The New Chinese Tort Law: Conflict Rules on Tort Untouched


I am grateful to Fang Xiao, a postdoctoral fellow and lecturer at the Renmin University School of Law in Beijing, for contributing this report.

The Tort Law of the People’s Republic of China was adopted at the 12th session of the Standing Committee of the Eleventh National People’s Congress on December 26, 2009 and promulgated on the same day according to President Decree No. 21. It shall come into force on July 1, 2010.

The Tort Law consists of 12 chapters and 92 articles, divided into General Provisions, Constituting Liability and Methods of Assuming Liability, Circumstances to Waive Liability and Mitigate Liability, Special Provisions on Tortfeasors, Product Liability, Liability for Motor Vehicle Traffic Accident, Liability for Medical Malpractice, Liability for Environmental Pollution, Liability for Ultrahazardous Activity, Liability for Harm Caused by Domestic Animal, Liability for Harm Caused by Object and Supplementary Provision.

Different from the Contract Law of the P.R.C. (1999), which stipulates in Article 126 a conflict rule on the law applicable to contract, this new legislation does not include clause on the law applicable to tort. The present system of law application on tort will not be changed in waiting for the new Chinese legislation of the conflict rules on foreign related commercial and civil relations.

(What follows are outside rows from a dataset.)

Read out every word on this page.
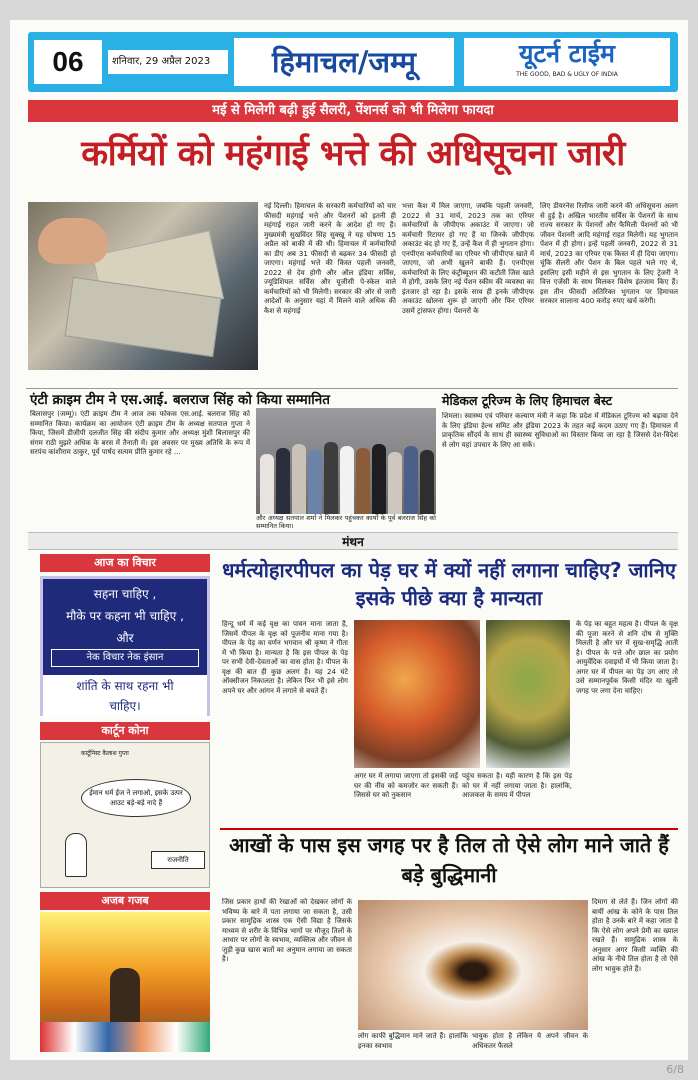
06	शनिवार, 29 अप्रैल 2023	हिमाचल/जम्मू	यूटर्न टाईम
THE GOOD, BAD & UGLY OF INDIA
मई से मिलेगी बढ़ी हुई सैलरी, पेंशनर्स को भी मिलेगा फायदा
कर्मियों को महंगाई भत्ते की अधिसूचना जारी
नई दिल्ली। हिमाचल के सरकारी कर्मचारियों को चार फीसदी महंगाई भत्ते और पेंशनरों को इतनी ही महंगाई राहत जारी करने के आदेश हो गए हैं। मुख्यमंत्री सुखविंदर सिंह सुक्खू ने यह घोषणा 15 अप्रैल को बाकी में की थी। हिमाचल में कर्मचारियों का डीए अब 31 फीसदी से बढ़कर 34 फीसदी हो जाएगा। महंगाई भत्ते की किस्त पहली जनवरी, 2022 से देय होगी और ऑल इंडिया सर्विस, ज्यूडिशियल सर्विस और यूजीसी पे-स्केल वाले कर्मचारियों को भी मिलेगी। सरकार की ओर से जारी आदेशों के अनुसार यहां में मिलने वाले अधिक की कैश से महंगाई
भत्ता कैश में मिल जाएगा, जबकि पहली जनवरी, 2022 से 31 मार्च, 2023 तक का एरियर कर्मचारियों के जीपीएफ अकाउंट में जाएगा। जो कर्मचारी रिटायर हो गए हैं या जिनके जीपीएफ अकाउंट बंद हो गए हैं, उन्हें कैश में ही भुगतान होगा। एनपीएस कर्मचारियों का एरियर भी जीपीएफ खाते में जाएगा, जो अभी खुलने बाकी हैं। एनपीएस कर्मचारियों के लिए कंट्रीब्यूशन की कटौती जिस खाते में होगी, उसके लिए नई पेंशन स्कीम की व्यवस्था का इंतजार हो रहा है। इसके साथ ही इनके जीपीएफ अकाउंट खोलना शुरू हो जाएगी और फिर एरियर उसमें ट्रांसफर होगा। पेंशनरों के
लिए डीयरनेस रिलीफ जारी करने की अधिसूचना अलग से हुई है। अखिल भारतीय सर्विस के पेंशनरों के साथ राज्य सरकार के पेंशनरों और फैमिली पेंशनरों को भी जीवन पेंशनरी आदि महंगाई राहत मिलेगी। यह भुगतान पेंशन में ही होगा। इन्हें पहली जनवरी, 2022 से 31 मार्च, 2023 का एरियर एक किस्त में ही दिया जाएगा। चूंकि सैलरी और पेंशन के बिल पहले भले गए थे, इसलिए इसी महीने से इस भुगतान के लिए ट्रेजरी ने वित्त एजेंसी के साथ मिलकर विशेष इंतजाम किए हैं। इस तीन फीसदी अतिरिक्त भुगतान पर हिमाचल सरकार सालाना 400 करोड़ रुपए खर्च करेगी।
एंटी क्राइम टीम ने एस.आई. बलराज सिंह को किया सम्मानित
बिलासपुर (जम्मू)। एंटी क्राइम टीम ने आज तक फोकस एस.आई. बलराज सिंह को सम्मानित किया। कार्यक्रम का आयोजन एंटी क्राइम टीम के अध्यक्ष सतपाल गुप्ता ने किया, जिसमें डीजीपी दलजीत सिंह की संदीप कुमार और अध्यक्ष मुंशी बिलासपुर की संगम राठी मुझरे अधिक के बरस में तैनाती में। इस अवसर पर मुख्य अतिथि के रूप में सरपंच कांशीराम ठाकुर, पूर्व पार्षद सत्यम प्रीति कुमार रहे ...
और अध्यक्ष सतपाल शर्मा ने मिलकर पहुंचकर कार्यों के पूर्व बलराज सिंह को सम्मानित किया।
मेडिकल टूरिज्म के लिए हिमाचल बेस्ट
शिमला। स्वास्थ्य एवं परिवार कल्याण मंत्री ने कहा कि प्रदेश में मेडिकल टूरिज्म को बढ़ावा देने के लिए इंडिया हेल्थ समिट और इंडिया 2023 के तहत कई कदम उठाए गए हैं। हिमाचल में प्राकृतिक सौंदर्य के साथ ही स्वास्थ्य सुविधाओं का विस्तार किया जा रहा है जिससे देश-विदेश से लोग यहां उपचार के लिए आ सकें।
मंथन
आज का विचार
सहना चाहिए ,
मौके पर कहना भी चाहिए ,
और
नेक विचार नेक इंसान
शांति के साथ रहना भी
चाहिए।
कार्टून कोना
कार्टूनिस्ट कैलाश गुप्ता
ईमान धर्म ईज ने लगाओ, इसके उत्पर आउट बड़े-बड़े नादे हैं
राजनीति
अजब गजब
धर्मत्योहारपीपल का पेड़ घर में क्यों नहीं लगाना चाहिए? जानिए इसके पीछे क्या है मान्यता
हिन्दू धर्म में कई वृक्ष का पावन माना जाता है, जिसमें पीपल के वृक्ष को पूजनीय माना गया है। पीपल के पेड़ का वर्णन भगवान श्री कृष्ण ने गीता में भी किया है। मान्यता है कि इस पीपल के पेड़ पर सभी देवी-देवताओं का वास होता है। पीपल के वृक्ष की बात ही कुछ अलग है। यह 24 घंटे ऑक्सीजन निकालता है। लेकिन फिर भी इसे लोग अपने घर और आंगन में लगाने से बचते हैं।
अगर घर में लगाया जाएगा तो इसकी जड़ें घर की नींव को कमजोर कर सकती हैं। जिससे घर को नुकसान
पहुंच सकता है। यही कारण है कि इस पेड़ को घर में नहीं लगाया जाता है। हालांकि, आजकल के समय में पीपल
के पेड़ का बहुत महत्व है। पीपल के वृक्ष की पूजा करने से शनि दोष से मुक्ति मिलती है और घर में सुख-समृद्धि आती है। पीपल के पत्ते और छाल का प्रयोग आयुर्वेदिक दवाइयों में भी किया जाता है। अगर घर में पीपल का पेड़ उग आए तो उसे सम्मानपूर्वक किसी मंदिर या खुली जगह पर लगा देना चाहिए।
आखों के पास इस जगह पर है तिल तो ऐसे लोग माने जाते हैं बड़े बुद्धिमानी
जिस प्रकार हाथों की रेखाओं को देखकर लोगों के भविष्य के बारे में पता लगाया जा सकता है, उसी प्रकार सामुद्रिक शास्त्र एक ऐसी विद्या है जिसके माध्यम से शरीर के विभिन्न भागों पर मौजूद तिलों के आधार पर लोगों के स्वभाव, व्यक्तित्व और जीवन से जुड़ी कुछ खास बातों का अनुमान लगाया जा सकता है।
लोग काफी बुद्धिमान माने जाते हैं। हालांकि इनका स्वभाव
भावुक होता है लेकिन ये अपने जीवन के अधिकतर फैसले
दिमाग से लेते हैं। जिन लोगों की बायीं आंख के कोने के पास तिल होता है उनके बारे में कहा जाता है कि ऐसे लोग अपने प्रेमी का ख्याल रखते हैं। सामुद्रिक शास्त्र के अनुसार अगर किसी व्यक्ति की आंख के नीचे तिल होता है तो ऐसे लोग भावुक होते हैं।
6/8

The present rules on choice of law in tort matters were established by Article 146 of the General Principles of the Civil Law of the P.R.C. (1986) and Article 187 of the “Interpretations” of the Supreme People’s Court on its implementation (1988). According to these rules, an act committed outside the P.R.C. shall not be treated as an infringing act if under Chinese law it is not considered an infringing act (the rule of double actionability); the tort will be governed by the law of the place of the tort, which includes the place where an infringing act was committed and the place where the damage occurred, if the two places are different, the judge can make a choice between them; if both parties are citizens of or have established domicile in the same country, their common lex personalis may also be applied.

In practice, these rules vest a large discretion in courts which may use several connecting factors: place where the infringing act was committed, place where the damage occurred, common nationality and common domicile of the parties. The generally accepted suggestion on the amendment of the present rules is, in addition to the above connecting factors, that the law with the most significant relationship with the tort should be applied in priority.

2 replies
  1. Adrian Briggs says:

    Where the current rule for choice of law in tort is concerned, the real problem lies with the ‘also’ reference to the lex personalis, as Neilson v Overseas Projects Corp of Victoria demonstrated…

  2. Fang Xiao says:

    Yes. The problem lies in the statute. We could imagine how large the court’s discretion is on this issue. It overshadows the conflict rules’ function of guidance on choice of law.